Für die Entsorgung des Filterelements können die in dem Transponder 142, 162 182 gespeicherten Informationen ausgelesen und für den Entsorgungsprozess beispielsweise hinsichtlich einer Behandlung bestimmter eingelagerter Stoffe verwendet werden. Anschließend oder alternativ kann der Transponder 142, 162, 182 irreversibel gelöscht und damit unbrauchbar gemacht werden.

2. Zweite Ausführungsform

Figur 2 zeigt in einer ebenfalls stark schematisierten Darstellung eine alternative Beschich- tungsanlage 10'. Gleiche oder vergleichbare Merkmale werden in Figur 2 durch gleiche Bezugszeichen bezeichnet. Im Unterschied zu der Beschichtungsanlage 10 der Figur 1 ist bei der Beschichtungsanlage 10' der Figur 2 eine physikalische Trennung zwischen RFID- Transponder 142', 162', 182' und dem Filterelement 141 ', 161 ', 181 ' vorgesehen. Dies bedeutet, dass der Betreiber der Beschichtungsanlage 10' nicht darauf angewiesen ist, ein mit einem RFID-Transponder versehenes Filterelement von einem Hersteller zu kaufen. Vielmehr kann der RFID-Transponder 142', 162', 182' separat mit einem darauf abgespeicherten Datensatz erworben und mit einem von einem anderen Hersteller erworbenen Filterelement 141 ', 161 ', 181 ' gekoppelt werden. Um hier Verwechslungen zu vermeiden, können die RFID-Transponder und die zugehörigen Filterelemente eine für Bedienpersonal erkennbare Kennzeichnung wie beispielsweise eine Farbkodierung oder eine Symbolkodierung aufweisen. Sobald die Anlagensteuerung 1 1 einen mit einem solchen Filterelement 141 ', 161 ', 181 ' gekoppelten RFID-Transponder 142', 162', 182' identifiziert hat, kann die wie bereits oben beschriebene Datenübertragung vorgenommen werden. Werden im Laufe der Befüllung eines Filterelements 141 ', 161 ', 181 ' wie bereits oben beschrieben die Prozessparameter auf den RFID-Transponder 142', 162', 182' gespeichert, kann eine Weiterverwendung eines RFID-Transponders 142', 162', 182' eines teilbefüllten Filterelements 141 ', 161 ', 181 ' mit einem unverbrauchten Filterelement 141 ', 161 ', 181 ' nicht vorgenommen werden.
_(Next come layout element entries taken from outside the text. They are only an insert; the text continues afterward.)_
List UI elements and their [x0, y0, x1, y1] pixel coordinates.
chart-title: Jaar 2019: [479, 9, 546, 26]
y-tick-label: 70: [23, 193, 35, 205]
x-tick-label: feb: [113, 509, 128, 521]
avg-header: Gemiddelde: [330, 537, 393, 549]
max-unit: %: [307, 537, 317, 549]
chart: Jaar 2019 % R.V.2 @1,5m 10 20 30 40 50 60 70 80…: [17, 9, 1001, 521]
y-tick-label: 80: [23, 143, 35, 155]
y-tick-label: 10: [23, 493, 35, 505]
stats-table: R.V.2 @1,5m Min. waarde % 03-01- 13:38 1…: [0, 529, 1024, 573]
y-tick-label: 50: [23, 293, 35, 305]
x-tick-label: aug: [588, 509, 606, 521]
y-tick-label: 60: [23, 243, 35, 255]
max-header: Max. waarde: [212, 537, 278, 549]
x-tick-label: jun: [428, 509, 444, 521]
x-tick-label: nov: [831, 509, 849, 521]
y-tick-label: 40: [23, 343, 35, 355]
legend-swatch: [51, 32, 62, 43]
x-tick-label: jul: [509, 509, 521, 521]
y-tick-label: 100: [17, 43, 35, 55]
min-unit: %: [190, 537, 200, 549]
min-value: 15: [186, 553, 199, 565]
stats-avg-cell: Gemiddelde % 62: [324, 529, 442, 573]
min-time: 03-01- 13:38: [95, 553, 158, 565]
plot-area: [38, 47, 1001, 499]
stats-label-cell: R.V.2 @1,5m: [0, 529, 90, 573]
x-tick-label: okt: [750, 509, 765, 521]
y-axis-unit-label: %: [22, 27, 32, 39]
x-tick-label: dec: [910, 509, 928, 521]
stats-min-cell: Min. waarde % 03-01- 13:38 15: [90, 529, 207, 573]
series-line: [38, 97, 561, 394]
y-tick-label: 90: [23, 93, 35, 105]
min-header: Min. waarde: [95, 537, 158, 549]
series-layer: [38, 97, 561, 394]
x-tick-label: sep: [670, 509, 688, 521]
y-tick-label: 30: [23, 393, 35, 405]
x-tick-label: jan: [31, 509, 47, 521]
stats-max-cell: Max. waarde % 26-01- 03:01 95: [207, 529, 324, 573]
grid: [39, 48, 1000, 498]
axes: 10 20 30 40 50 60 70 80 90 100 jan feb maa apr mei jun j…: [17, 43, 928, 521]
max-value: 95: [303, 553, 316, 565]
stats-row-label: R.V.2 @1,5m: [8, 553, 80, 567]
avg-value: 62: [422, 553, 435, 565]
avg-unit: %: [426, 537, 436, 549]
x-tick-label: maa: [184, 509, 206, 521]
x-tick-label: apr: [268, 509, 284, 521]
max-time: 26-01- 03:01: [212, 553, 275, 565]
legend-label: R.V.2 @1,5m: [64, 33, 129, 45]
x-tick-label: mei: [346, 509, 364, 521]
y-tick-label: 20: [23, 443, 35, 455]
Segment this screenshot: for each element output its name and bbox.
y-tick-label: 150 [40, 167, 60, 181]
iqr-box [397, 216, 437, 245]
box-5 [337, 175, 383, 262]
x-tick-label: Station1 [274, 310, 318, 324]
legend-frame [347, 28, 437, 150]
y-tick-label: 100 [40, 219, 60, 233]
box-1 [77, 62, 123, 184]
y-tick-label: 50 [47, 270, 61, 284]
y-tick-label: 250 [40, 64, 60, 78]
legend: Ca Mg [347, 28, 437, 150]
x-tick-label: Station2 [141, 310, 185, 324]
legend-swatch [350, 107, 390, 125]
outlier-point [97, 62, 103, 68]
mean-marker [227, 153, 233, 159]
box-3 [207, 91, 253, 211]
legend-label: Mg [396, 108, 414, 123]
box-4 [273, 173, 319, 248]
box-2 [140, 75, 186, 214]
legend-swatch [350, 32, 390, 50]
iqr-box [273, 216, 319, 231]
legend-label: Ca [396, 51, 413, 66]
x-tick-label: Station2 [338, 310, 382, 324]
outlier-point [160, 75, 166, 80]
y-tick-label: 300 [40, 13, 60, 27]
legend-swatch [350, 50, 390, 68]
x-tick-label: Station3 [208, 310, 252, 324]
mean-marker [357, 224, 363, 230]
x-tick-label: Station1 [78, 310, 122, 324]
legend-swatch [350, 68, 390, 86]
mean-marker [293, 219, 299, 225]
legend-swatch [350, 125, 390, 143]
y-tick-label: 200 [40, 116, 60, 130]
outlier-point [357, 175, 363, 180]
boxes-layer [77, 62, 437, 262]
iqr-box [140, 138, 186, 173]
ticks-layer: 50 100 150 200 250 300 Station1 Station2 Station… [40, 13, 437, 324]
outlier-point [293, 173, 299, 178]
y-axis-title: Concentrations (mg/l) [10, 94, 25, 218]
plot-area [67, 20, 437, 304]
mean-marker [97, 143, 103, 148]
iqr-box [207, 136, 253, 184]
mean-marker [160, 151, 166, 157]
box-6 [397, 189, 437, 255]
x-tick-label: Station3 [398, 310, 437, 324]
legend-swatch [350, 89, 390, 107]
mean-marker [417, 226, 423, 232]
Der Druckabfall an einem unverbrauchten Filterelement würde nicht mit dem Druckabfall eines teilbefüllten Filterelements übereinstimmen. Die Steuereinrichtung könnte in einem solchen Fall den Stopp des Befüllungsvorgangs einleiten. Des Weiteren könnte die Aufzeichnung der Prozessparameter auf einem RFID-Transponder auch einen zwischenzeitlichen Wechsel eines Filterelements und den nachfolgenden Wiedereinsatz des gleichen Filterelements ermöglichen.